Nos mirábamos unos a otros con instigación. Teníamos la mejor intención, aunque sin la ayuda de los choferes federados había poca esperanza de aliviar el crónico mal. La falta de transporte nos obligaba a caminar varios kilómetros para tomar un bus y llegar de todos modos tarde a nuestros centros de trabajo. ¿Optaríamos por coger taxis? Era un lujo que no podían permitirse los que trabajaban como obreros, ni los que éramos pequeños comerciantes porque nuestros ingresos apenas nos alcanzaban para comer. La situación era pues complicada. ¿Qué podíamos hacer?

“La suerte está echada”, suspiró uno de nuestros consejeros con aire derrotado. Y añadió: “Nada podemos hacer” Todos estábamos tristes en nuestros asientos lamentando la suerte adversa, cuando, los rasgos indios del estibador Juano Yupanqui se iluminaron y con voz bronca se impuso en la sala:

– ¡Tengo una idea, señores! Mi tío Teófilo que vive en Barranco es dueño de varias camionetas. Podemos pedirle que nos alquile una o dos, por horas.

Los campiranos recobramos el aliento.

Hicimos venir de inmediato al empresario transportista y le explicamos nuestra situación: “No podemos esperar más. Necesitamos movilidad con urgencia. Mándenos sus Combis. Y si tienen tricimotos y taxis cholos también.” Le rogamos al hombre que pusiera a nuestra disposición sus vehículos a cambio de una tarifa diaria estipulada por el alquiler de los mismos que debía ser mínima ya que los gastos de gasolina y mantenimiento de vehículos correrían por nuestra cuenta. El empresario consideró magra nuestra oferta aunque, gracias a la intermediación de su sobrino al que estimaba sobremanera, finalmente la aceptó.
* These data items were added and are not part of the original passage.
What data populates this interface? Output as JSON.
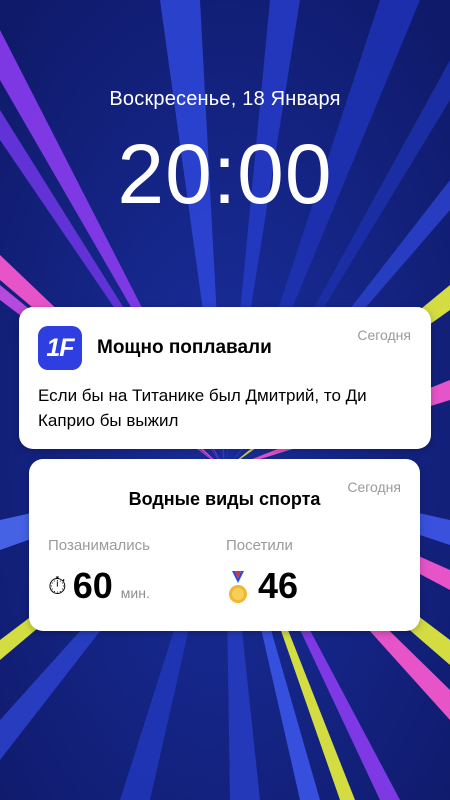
{
  "lockscreen": {
    "date": "Воскресенье, 18 Января",
    "time": "20:00"
  },
  "notification": {
    "app_icon_text": "1F",
    "app_icon_color": "#2f3ee0",
    "title": "Мощно поплавали",
    "time": "Сегодня",
    "body": "Если бы на Титанике был Дмитрий, то Ди Каприо бы выжил"
  },
  "widget": {
    "title": "Водные виды спорта",
    "time": "Сегодня",
    "stats": [
      {
        "label": "Позанимались",
        "icon": "stopwatch-icon",
        "value": "60",
        "unit": "мин."
      },
      {
        "label": "Посетили",
        "icon": "medal-icon",
        "value": "46",
        "unit": ""
      }
    ]
  },
  "colors": {
    "background": "#14217a",
    "ray_purple": "#8a3cf0",
    "ray_pink": "#ff5ad2",
    "ray_yellow": "#e8f23c",
    "ray_blue": "#3f57e8"
  }
}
Al día siguiente, dos mini buses, uno de ellos sin parachoques delanteros y con sus asientos interiores despedazados y el otro sin espejos retrovisores y toda su carrocería destartalada, llegaron al polvoriento garo entre los vítores de quienes habíamos abandonado los cuchitriles para recrearnos con el acontecimiento. El padre Otoniel, a pedido de la Junta Vecinal, roció sobre las Combis unas gotas de agua bendita –según él traídas del río Jordán–, y “para protegerlos de choques o averías”. Luego, la misma Junta se enfrascó en la elección de los chóferes titulares de los vehículos. Y en este punto se armó una escandalosa disputa. Todo el mundo, desde los más pequeños hasta los más seniles, se autonombraba candidato y pedía las llaves de las Combis para encender motores y probablemente desaparecer del bajel como si fueran competidores de la Fórmula Uno.
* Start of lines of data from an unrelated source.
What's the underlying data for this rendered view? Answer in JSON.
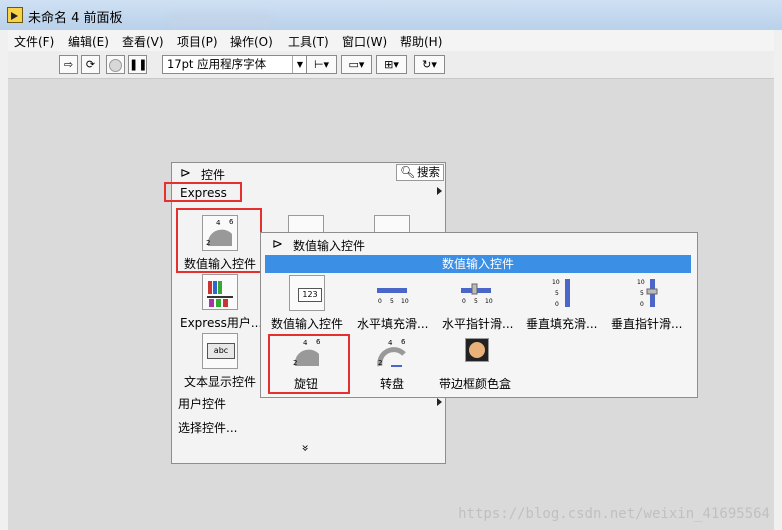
{
  "window": {
    "title": "未命名 4 前面板"
  },
  "menu": [
    "文件(F)",
    "编辑(E)",
    "查看(V)",
    "项目(P)",
    "操作(O)",
    "工具(T)",
    "窗口(W)",
    "帮助(H)"
  ],
  "toolbar": {
    "font": "17pt 应用程序字体"
  },
  "palette": {
    "title": "控件",
    "search": "搜索",
    "category": "Express",
    "items": [
      "数值输入控件",
      "Express用户...",
      "文本显示控件"
    ],
    "rows": [
      "用户控件",
      "选择控件..."
    ],
    "more": "»"
  },
  "submenu": {
    "title": "数值输入控件",
    "bar": "数值输入控件",
    "items": [
      "数值输入控件",
      "水平填充滑...",
      "水平指针滑...",
      "垂直填充滑...",
      "垂直指针滑...",
      "旋钮",
      "转盘",
      "带边框颜色盒"
    ]
  },
  "watermark": "https://blog.csdn.net/weixin_41695564"
}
La Junta apeló al orden general y acordó someter a un examen riguroso a los aspirantes –que no debían tener menos de dieciocho años ni más de sesenta–. Se valorarían las respuestas, en el mínimo tiempo posible, a preguntas como: ¿A qué velocidad pondría en marcha el vehículo? ¿Lo estacionaría en mitad de la calle si los paraderos estuvieran congestionados? ¿Movería el brazo por fuera de la ventanilla para indicar que va a girar a la derecha de la calzada? ¿Qué maniobra haría si el vehículo empezara a zapatear sobre la pista y hubiera peligro de chocar con otros vehículos o de estrellarse contra las casas? y otras interrogantes de tipo similar.
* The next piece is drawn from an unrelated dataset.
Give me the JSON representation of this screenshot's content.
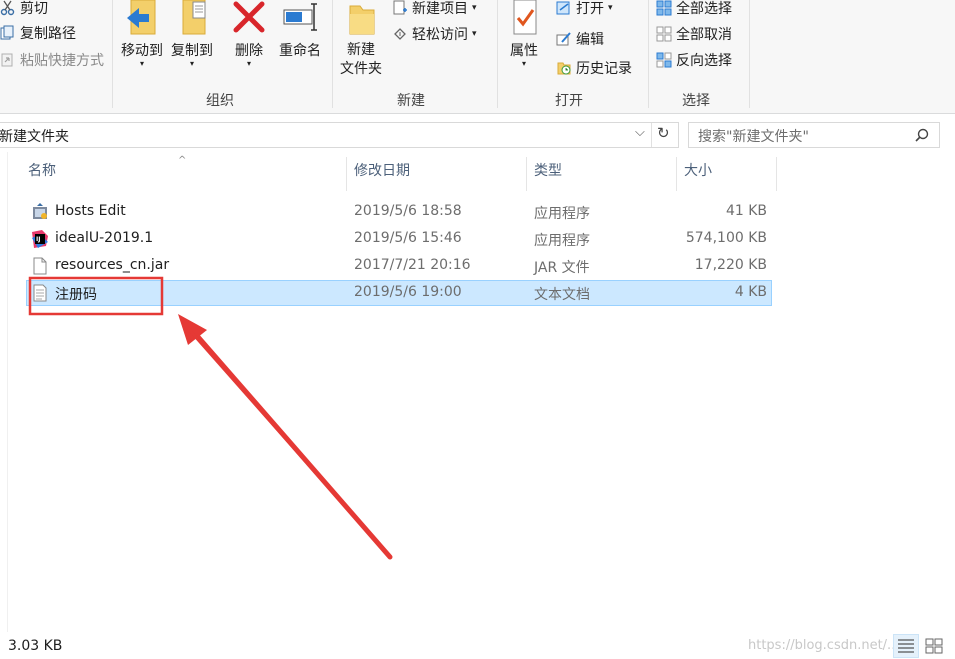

El proceso de selección se aceleró con este sistema  de puntuación. Y, finalmente, los examinadores otorgaron el permiso respectivo para la conducción de estos vehículos a dos experimentados hombres del volante. Y, a los pocos días, cuando el primer minibús empezó a rodar por las calles de Perú Nuevo, atendiendo a la necesidad de nuestra gente, los niños lo invadieron por detrás colgándose y descolgándose con facilidad de los parachoques traseros. El segundo carro saldría más tarde, entre la gritería de los niños y un mar de polvo callejero. Se le vio subir lentamente, con decenas de pasajeros apretujados en su  interior, hasta la cresta terruñal, y luego con más gente aún se le vio bajar la cuesta en picada dando tumbos zigzagueantes a causa del desnivel y los truculentos baches de la carretera.

Con un par de viejas Combis remediamos en algo el problema de la movilidad en nuestro barrio.